Po 6 latach samodzielnej, samotnej, pełnej wyrzeczeń ciężkiej pracy na mym rancho - doczekałam się pierwszego pomocnika... EUREKA! Już myślałam, że taki nie istnieje... a tu taka niespodzianka...
Kopiemy dołki. Tzn. ja wyznaczam gdzie i instruuję jak, a Miecio kopie. Muszę przyznać, że kopie idealne dołki i nawet ma wyczucie głębokości co do centymetra.
niedziela, 23 listopada 2008
Pan Miecio pomagał mi przez 6 dni. Sporo pomógł, ale to i tak kropla w morzu potrzeb. Teraz ziemia zamarzła - nie czas na kopanie dołków. Ale jest inna robota, z którą będę musiała się jak zwykle samotnie zmierzyć...
flame 2008-11-18
Kto pod kim dołki kopie -sam w nie wpada hheheheheh-a poważnie ręce do pracy zawsze pomocne-pozdrawiam!
hala5 2008-11-18
Piękna galeria!!Pozdrawiam cieplutko..
indianka 2008-11-23
haha... nie... z zawodu rolnik... pracował też w lesie, gdzie sadził leśne drzewka :) - Ma wprawę.

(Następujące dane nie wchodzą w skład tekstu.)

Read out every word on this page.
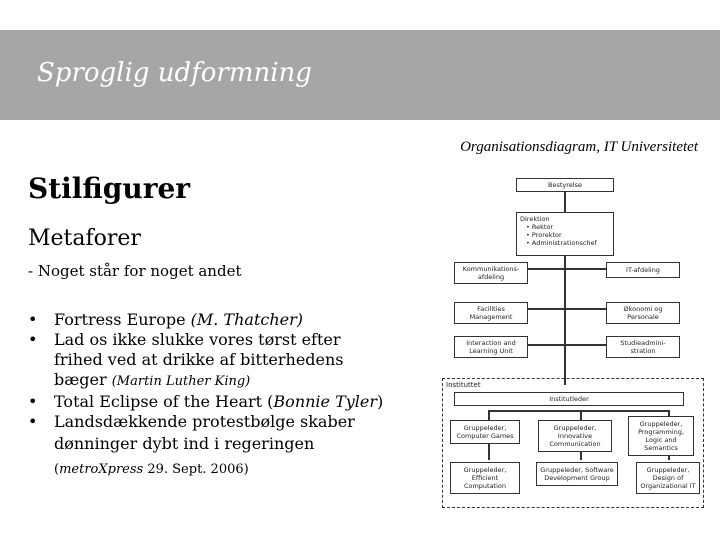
Sproglig udformning
Organisationsdiagram, IT Universitetet
Stilfigurer
Metaforer
- Noget står for noget andet
• Fortress Europe (M. Thatcher)
• Lad os ikke slukke vores tørst efter
frihed ved at drikke af bitterhedens
bæger (Martin Luther King)
• Total Eclipse of the Heart (Bonnie Tyler)
• Landsdækkende protestbølge skaber
dønninger dybt ind i regeringen
(metroXpress 29. Sept. 2006)
Bestyrelse
Direktion
• Rektor
• Prorektor
• Administrationschef
Kommunikations-
afdeling
IT-afdeling
Facilities
Management
Økonomi og
Personale
Interaction and
Learning Unit
Studieadmini-
stration
Instituttet
Institutleder
Gruppeleder,
Computer Games
Gruppeleder,
Innovative
Communication
Gruppeleder,
Programming,
Logic and
Semantics
Gruppeleder,
Efficient
Computation
Gruppeleder, Software
Development Group
Gruppeleder,
Design of
Organizational IT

Ale już go nie ma :(... 4 dni temu pan Miecio poszedł na wieś i ślad po nim zaginął - pewnie baluje, albo spili go i wzięli do innej roboty! ;)))
Szkoda, bo bardzo wydajny, niekłopotliwy, spokojny pomocnik z niego był...
indianka 2008-12-02
Miecio wrócił. Wiesz gniewny, trafiłeś w dziesiątkę ;)
Miecio mi wyjawił, że ma na koncie wykopanych 12 dołów pod nieboszczyków... ;)))))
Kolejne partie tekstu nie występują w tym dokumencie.